Global index provider FTSE Group (FTSE), has licensed the Straits Times Index (STI) to DBS Asset Management (DBSAM) to be used as the basis of an Exchange Traded Fund (ETF) which lists on the Singapore Exchange (SGX) today. This is the third time the STI has been licensed as the underlying index for a Singapore focused ETF since it was revamped in January 2008 in partnership with Singapore Press Holdings (SPH) and SGX. In addition to the ETFs already listed, the FTSE calculated STI has also been licensed as the underlying index for warrants, futures and other index-linked products.

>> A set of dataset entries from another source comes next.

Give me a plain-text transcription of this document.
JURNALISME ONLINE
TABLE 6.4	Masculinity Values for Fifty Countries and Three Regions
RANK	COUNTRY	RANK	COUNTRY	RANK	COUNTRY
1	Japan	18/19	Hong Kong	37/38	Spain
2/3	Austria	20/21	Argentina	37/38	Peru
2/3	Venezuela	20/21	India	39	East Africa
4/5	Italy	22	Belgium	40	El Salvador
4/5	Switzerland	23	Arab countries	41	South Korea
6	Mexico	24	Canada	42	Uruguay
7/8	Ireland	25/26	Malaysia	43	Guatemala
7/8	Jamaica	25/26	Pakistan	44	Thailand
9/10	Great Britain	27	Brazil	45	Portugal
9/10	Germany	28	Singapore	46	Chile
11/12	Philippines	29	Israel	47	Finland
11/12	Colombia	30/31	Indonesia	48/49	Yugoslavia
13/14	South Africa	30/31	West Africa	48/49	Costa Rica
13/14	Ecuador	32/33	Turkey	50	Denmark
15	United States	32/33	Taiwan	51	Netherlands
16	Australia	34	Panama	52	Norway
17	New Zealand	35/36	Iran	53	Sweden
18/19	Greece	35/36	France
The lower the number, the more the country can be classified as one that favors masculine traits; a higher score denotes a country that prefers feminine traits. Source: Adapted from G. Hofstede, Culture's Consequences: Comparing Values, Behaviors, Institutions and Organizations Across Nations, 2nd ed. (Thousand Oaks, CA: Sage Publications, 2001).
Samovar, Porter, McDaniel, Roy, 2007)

Designed to represent the performance of the Singapore market in real time, the 30 stock STI adopts FTSE’s globally accepted methodology standards and is governed by a clear and transparent set of ground rules. It is these features which meet the needs of domestic and international investors and make the index easy to trade for product issuers, thereby stimulating creation of index-linked products.
FTSE indices are increasingly selected by the investment community as the basis of ETFs and today’s fund joins a successful and rapidly growing family of over 130 FTSE index-linked ETFs available to investors on exchanges worldwide.
Paul Hoff, Managing Director, Asia Pacific of FTSE Group said, “We are committed to providing the global investment community with indexing services to meet market demand for access to the Singapore market and we are delighted to be involved in the licensing of DBSAM’s ETF based on the STI.”
Chan Kum Kong, Director of Equities, DBSAM said, “We believe that the familiarity of the STI to Singapore's investing community makes it suitable for our DBS Singapore STI ETF and we look forward to partnering FTSE in listing more ETFs on the SGX”.